Succeeding the boomers is Generation X, a smaller generation between 40 and 55 that is continuing to work.
Millennials, or Generation Y, are the children of the many baby boomers. They comprise the largest generation at 72 million.
Wolkenhauer said the gap between the boomers and millennials is important.
"The gap suggests that we would have a limited window of opportunity where both of the big generations are working at the same time," he said. "We can think of this as a demographic 'Goldilocks' zone. We would get to double-dip on both of the big generations."
Following the millennial generation is the 67 million who comprise Gen Z, born from 1997 to 2012.
Idaho has a shortage of millennials and is one of the youngest states in the nation.
"We're almost too young," Wolkenhauer said. "Over the last 10-15 years, we had a portion of our millennials skimmed off the top. They moved to other states to go to school and to work... That means fewer young workers."
Offsetting that has been people moving to Idaho to start families.

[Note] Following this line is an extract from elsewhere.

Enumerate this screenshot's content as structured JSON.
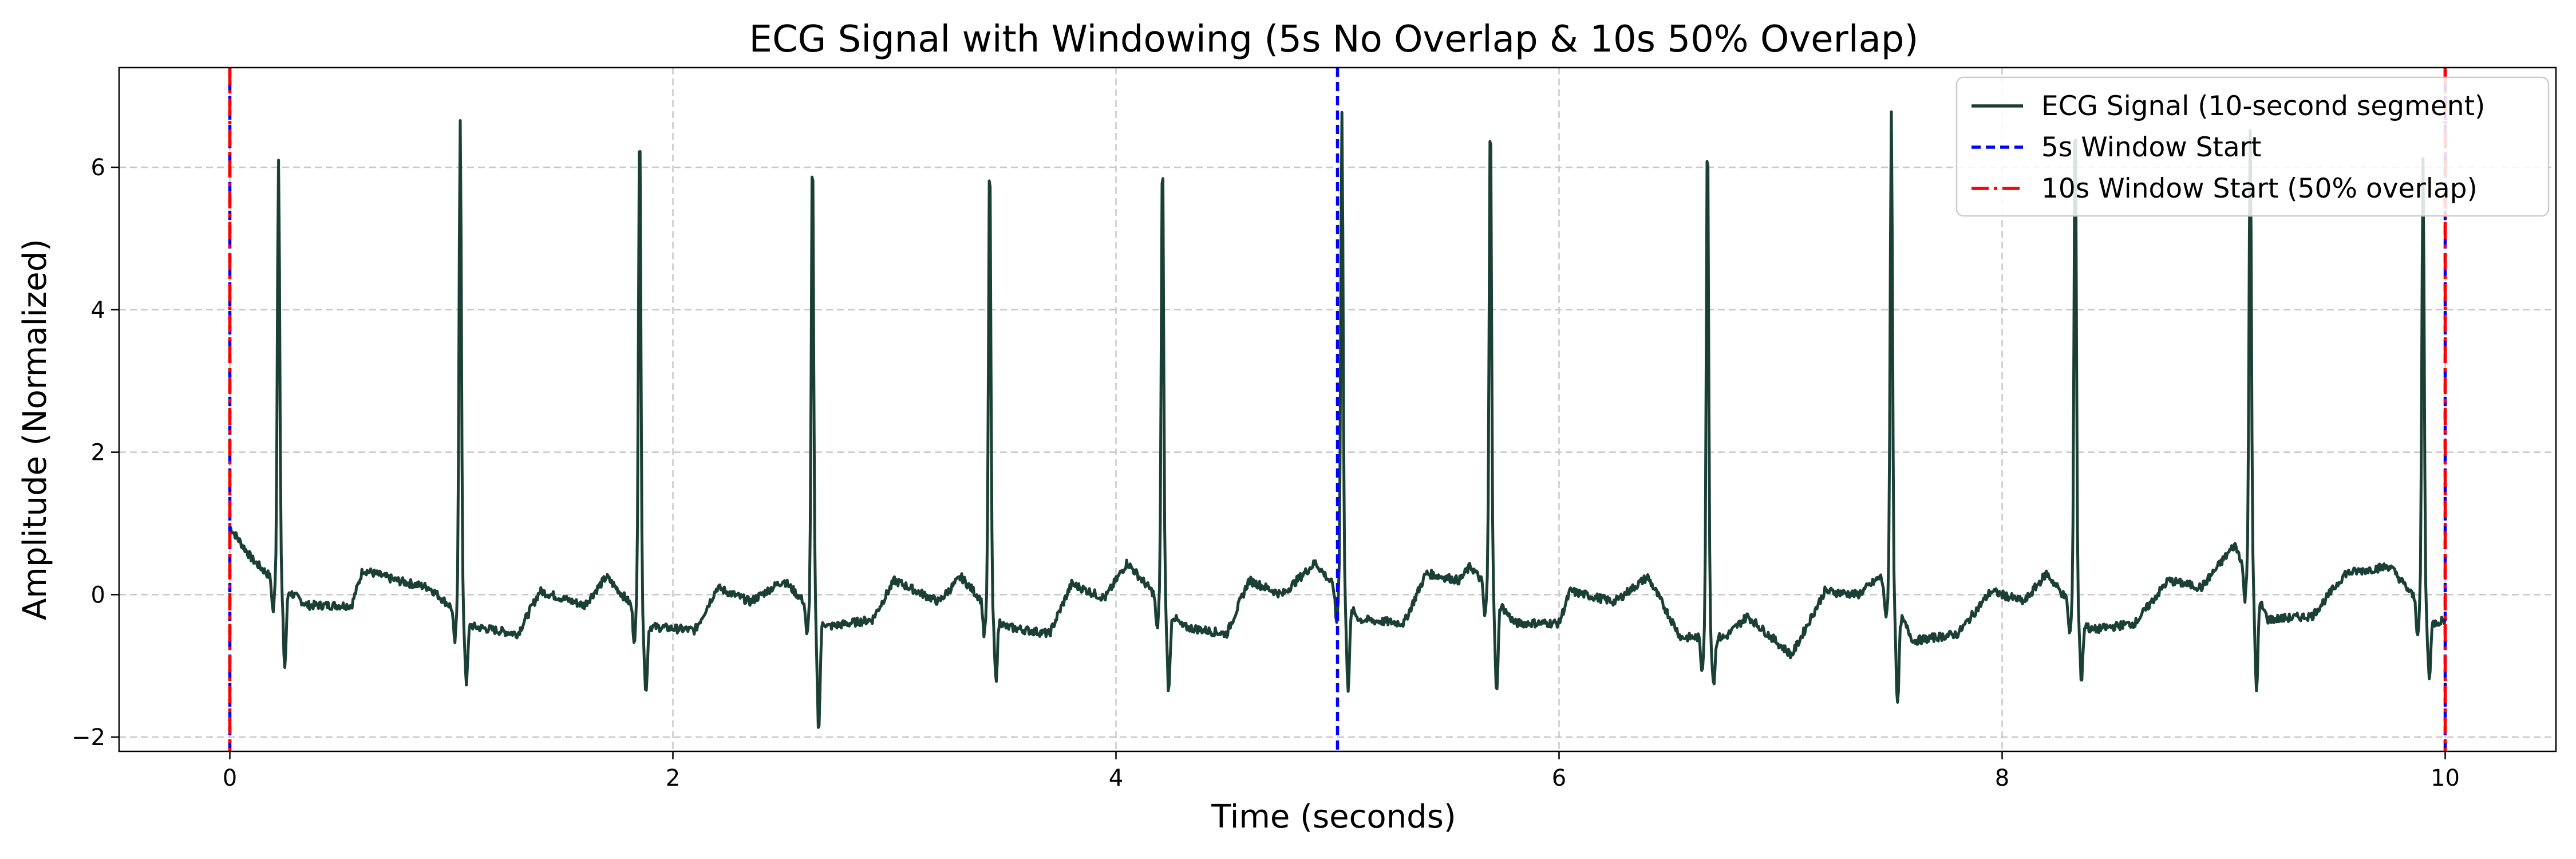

Coupled with healthy, wealthy retirees moving to the area, the demand for services far outweighs the supply of labor.
It's a phenomenon Wolkenhauer calls the "Labor Death Cross."
"How many people turned 65 this year, and how many people turned 18?" he said. "There is an in and outflow of the working age population. It's kind of like a conveyor belt: Every year, the 65-year-olds, most of them, go out and the 18-year-olds come in and it repeats every year, like clockwork because we all age at the same rate, one year at a time."
However, as of 2022, more people are going out than are coming in. The '20s is the first decade in recent memory, so far, to have a negative working population growth.
"And just based on our demographic shape, that is going to be the case for the foreseeable future," Wolkenhauer said. "We're fighting against the brute reality of time, so to speak. Every year, more people are going to turn 65 than 18, and the labor force is going to be shrinking in the face of demographic decline."